I don’t have any retired hardware from my current job, since I’m 100% cloud (and I don’t miss hardware one bit (well, except for the one time I found that I didn’t have any spare power cables for the homebrew PC)).

I have, however, converted my old QNAP NAS to TrueNAS, and it’s much better now.

L3s OP Mod ,
@L3s@lemmy.world avatar

On-prem infrastructure is way less fun than having a full cloud stack, how are you enjoying that, and are there any big snags you all have run into?

Currently in the process of doing the same at work, we mainly utilize file servers(already migrated to SharePoint), DC’s (in process of going full AAD, Endpoint Manager[intune], AutoPilot), and Print Servers (currently testing full cloud solution to replace). This would allow us to be “server less” and no on-prem infrastructure aside from switching/routing/firewalls, and we can segment our network completely since users won’t need to talk to anything on-prem anymore.

arensb ,

undefined> On-prem infrastructure is way less fun than having a full cloud stack, how are you enjoying that, and are there any big snags you all have run into?

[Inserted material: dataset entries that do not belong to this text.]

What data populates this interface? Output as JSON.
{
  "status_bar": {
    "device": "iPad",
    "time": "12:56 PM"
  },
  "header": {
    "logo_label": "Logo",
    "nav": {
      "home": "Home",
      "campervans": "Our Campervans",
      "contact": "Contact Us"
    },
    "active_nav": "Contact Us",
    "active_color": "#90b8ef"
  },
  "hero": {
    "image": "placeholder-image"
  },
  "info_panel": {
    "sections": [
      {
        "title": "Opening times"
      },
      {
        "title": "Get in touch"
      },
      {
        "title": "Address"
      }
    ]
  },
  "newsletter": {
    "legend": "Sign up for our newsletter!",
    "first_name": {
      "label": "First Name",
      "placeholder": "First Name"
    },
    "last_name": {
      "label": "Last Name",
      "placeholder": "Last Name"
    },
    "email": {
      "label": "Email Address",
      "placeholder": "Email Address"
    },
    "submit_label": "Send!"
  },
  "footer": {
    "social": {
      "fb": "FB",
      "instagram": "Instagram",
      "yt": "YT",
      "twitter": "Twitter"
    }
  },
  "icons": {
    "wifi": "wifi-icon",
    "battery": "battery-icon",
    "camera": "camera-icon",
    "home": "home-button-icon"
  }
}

There are people who do enjoy playing with hardware, and I’m not going to say they’re wrong, especially since I’m glad they’re around. But that’s not what I want to do for a living.

I think the biggest challenge I’ve seen is: with on-prem hardware, you can brick a server or a router, and have to go down to the machine room to reimage it from the console. With cloud infrastructure, it’s possible to not just brick, but destroy your entire machine room.

Having said that, I really like infrastructure-as-code. I’ve set up racks of hardware, and IaC is way more fun.